22. Hukuk Dairesi 2013/35457 E. , 2015/10483 K.
"İçtihat Metni"MAHKEMESİ :İş Mahkemesi
DAVA : Davacı, kıdem, ihbar tazminatı, izin ücreti, fazla mesai, hafta tatili ile ulusal bayram ve genel tatil ücreti alacaklarının ödetilmesine karar verilmesini istemiştir.
Mahkeme, isteğin reddine karar vermiştir.

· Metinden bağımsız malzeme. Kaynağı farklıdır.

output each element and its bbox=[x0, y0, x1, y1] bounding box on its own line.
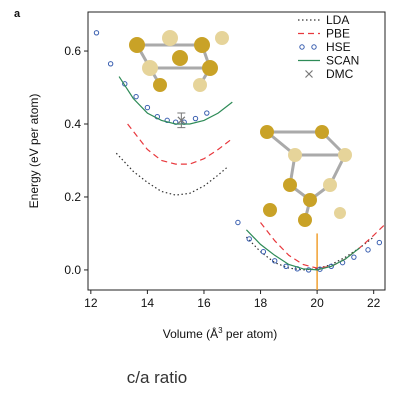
legend-label: DMC bbox=[326, 67, 354, 81]
x-label-text: per atom) bbox=[223, 327, 278, 341]
data-point bbox=[145, 105, 149, 109]
legend-label: PBE bbox=[326, 27, 350, 41]
data-point bbox=[377, 240, 381, 244]
panel-label: a bbox=[14, 8, 21, 20]
x-tick-label: 18 bbox=[254, 296, 268, 310]
data-point bbox=[366, 248, 370, 252]
series-line bbox=[119, 77, 359, 270]
crystal-right bbox=[260, 125, 352, 227]
page: {"chart_data": {"type": "line", "panel_l… bbox=[0, 0, 399, 389]
legend-label: LDA bbox=[326, 13, 349, 27]
data-point bbox=[272, 259, 276, 263]
x-axis-label: Volume (Å3 per atom) bbox=[163, 326, 278, 341]
legend-swatch bbox=[306, 71, 313, 78]
data-point bbox=[261, 249, 265, 253]
legend-label: SCAN bbox=[326, 54, 359, 68]
data-point bbox=[108, 62, 112, 66]
y-tick-label: 0.0 bbox=[64, 263, 81, 277]
y-tick-label: 0.6 bbox=[64, 44, 81, 58]
x-tick-label: 12 bbox=[84, 296, 98, 310]
legend-swatch bbox=[300, 45, 304, 49]
y-tick-label: 0.2 bbox=[64, 190, 81, 204]
data-point bbox=[205, 111, 209, 115]
x-tick-label: 22 bbox=[367, 296, 381, 310]
data-point bbox=[94, 31, 98, 35]
x-tick-label: 16 bbox=[197, 296, 211, 310]
x-tick-label: 20 bbox=[310, 296, 324, 310]
x-tick-label: 14 bbox=[141, 296, 155, 310]
data-point bbox=[236, 220, 240, 224]
data-point bbox=[193, 116, 197, 120]
y-axis-label: Energy (eV per atom) bbox=[27, 94, 41, 209]
legend-label: HSE bbox=[326, 40, 351, 54]
caption: c/a ratio bbox=[127, 368, 187, 387]
x-label-text: Volume (Å bbox=[163, 326, 218, 341]
y-tick-label: 0.4 bbox=[64, 117, 81, 131]
legend-swatch bbox=[312, 45, 316, 49]
data-point bbox=[134, 94, 138, 98]
chart: a Volume (Å3 per atom) Energy (eV per at… bbox=[0, 0, 399, 389]
series-line bbox=[128, 124, 385, 268]
crystal-left bbox=[129, 30, 229, 92]
data-point bbox=[352, 255, 356, 259]
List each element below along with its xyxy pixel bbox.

Hüküm süresi içinde davacı avukatı tarafından temyiz edilmiş olmakla, dava dosyası için Tetkik Hakimi ... tarafından düzenlenen rapor dinlendikten sonra dosya incelendi, gereği konuşulup düşünüldü:
Y A R G I T A Y K A R A R I
Davacı İsteminin Özeti:
Davacı, davalı işveren iş yerinde 16.08.1997 - 29.06.2007 ve 22.02.2008 - 12.02.2012 tarihleri arasında 13 yıl 1 ay 10 gün çalıştığını, iş sözleşmesini haklı olarak feshettiğini ileri sürerek, kıdem ve ihbar tazminatları ile izin, fazla çalışma, hafta tatili ve genel tatil alacaklarını istemiştir.
Davalı Cevabının Özeti:
Davalı, davacının 1997-2012 tarihleri arasında fasılalı olarak çalıştığını, makine ikmal şefine tazminatlarının ödenerek iş sözleşmesinin feshedilmesini istediğini, ancak ret cevabı aldığını, kimseye söylemeden iş yerini terk ettiğini, terkin 30.01.2012 tarihinde fark edildiğini savunarak, davanın reddini istemiştir.
Mahkeme Kararının Özeti:
Mahkemece, toplanan deliller ve aldırılan bilirkişi raporuna dayanılarak, davanın reddine karar verilmiştir.
Temyiz:
Kararı davacı vekili temyiz etmiştir.
Gerekçe:
1-Dosyadaki yazılara toplanan delillerle kararın dayandığı kanuni gerektirici sebeplere göre, davacının aşağıdaki bentlerin kapsamı dışındaki tüm temyiz itirazlarının reddine karar vermek gerekmiştir.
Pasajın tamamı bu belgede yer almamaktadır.